BLOG: Digital Financial Reporting
This is a blog for information relating to digital financial reporting. This blog is basically my "lab notebook" for experimenting and learning about XBRL-based digital financial reporting. This is my brain storming platform. This is where I think out loud (i.e. publicly) about digital financial reporting. This information is for innovators and early adopters who are ushering in a new era of accounting, reporting, auditing, and analysis in a digital environment.
Much of the information contained in this blog is synthasized, summarized, condensed, better organized and articulated in my book XBRL for Dummies and in the chapters of Intelligent XBRL-based Digital Financial Reporting. If you have any questions, feel free to contact me.
Entries from May 12, 2019 - May 18, 2019
Conclusions about XBRL-based Digital Financial Reporting
Some people prefer the "rush to detail" approach, prematurely focusing on detailed tasks before they have considered the broader goals and objectives. This approach is like starting to build a house by laying bricks, rather than drawing plans and establishing foundations. It is like taking a journey on a ship and not bringing a compass, a map, or even a rudder.
Me, I don't use that "rush to detail" type of an approach. I prefer building on a solid foundation.
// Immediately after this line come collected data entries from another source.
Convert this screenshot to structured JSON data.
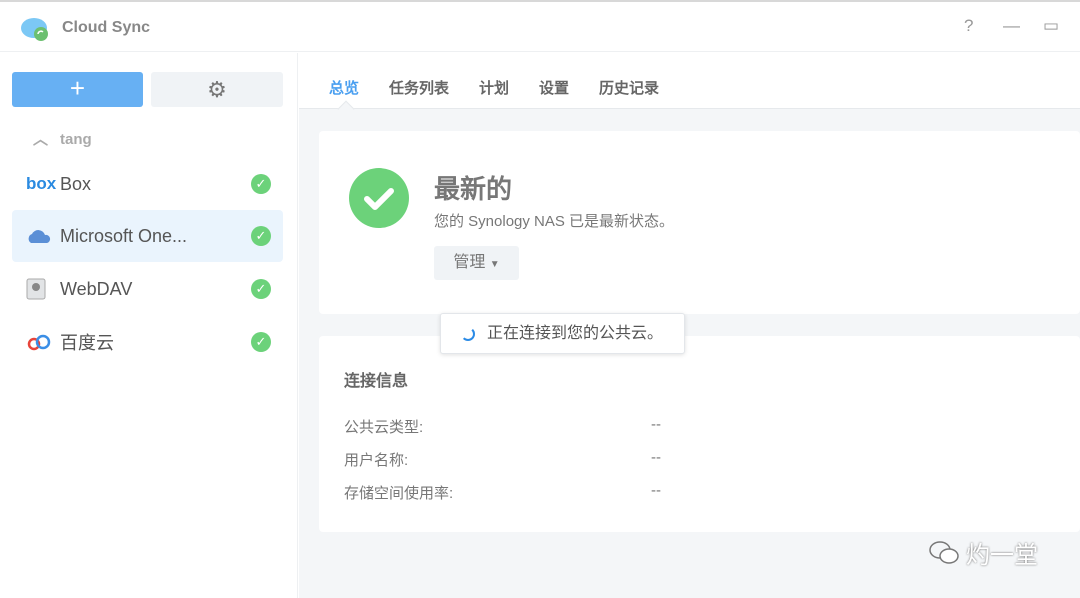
{
  "app": {
    "title": "Cloud Sync",
    "help": "?",
    "minimize": "—",
    "maximize": "▭"
  },
  "sidebar": {
    "add": "+",
    "settings": "⚙",
    "group": "tang",
    "items": [
      {
        "label": "Box",
        "icon": "box-logo",
        "status": "✓"
      },
      {
        "label": "Microsoft One...",
        "icon": "onedrive-icon",
        "status": "✓"
      },
      {
        "label": "WebDAV",
        "icon": "webdav-server-icon",
        "status": "✓"
      },
      {
        "label": "百度云",
        "icon": "baidu-cloud-icon",
        "status": "✓"
      }
    ]
  },
  "tabs": [
    "总览",
    "任务列表",
    "计划",
    "设置",
    "历史记录"
  ],
  "overview": {
    "title": "最新的",
    "desc": "您的 Synology NAS 已是最新状态。",
    "manage": "管理"
  },
  "connection": {
    "title": "连接信息",
    "rows": [
      {
        "label": "公共云类型:",
        "value": "--"
      },
      {
        "label": "用户名称:",
        "value": "--"
      },
      {
        "label": "存储空间使用率:",
        "value": "--"
      }
    ]
  },
  "toast": "正在连接到您的公共云。",
  "watermark": "灼一堂",
  "colors": {
    "accent": "#4a9ff0",
    "success": "#6cd27a"
  }
}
I prefer establishing a framework, discovering principles, creating a theory, and then testing that theory to be sure everything works as expected.
Over the past 11 years I have maintained a blog related to XBRL-based digital financial reporting. That blog is like my "lab notebook". Here are all the entries into my lab notebook.
Periodically, I take the information from my lab notebook and organize it, summarize it, synthesize it, reduce the information to its essence; the goal is to put the information into more useful form. Here is that summary of all of my notes.
Myself and others have done a lot of experiments. You can see those experiments throughout my lab notebook entries.
The grandest experiment is Pesseract. Today, Pesseract is a working proof of concept. Creating Pesseract helped a software engineer and I figure out what it would take to create an expert system for creating financial reports and exactly how to do it. If you are currious and motivated, you can use Pesseract to think about and understand XBRL-based digital financial reporting. I know, because that is how I learned.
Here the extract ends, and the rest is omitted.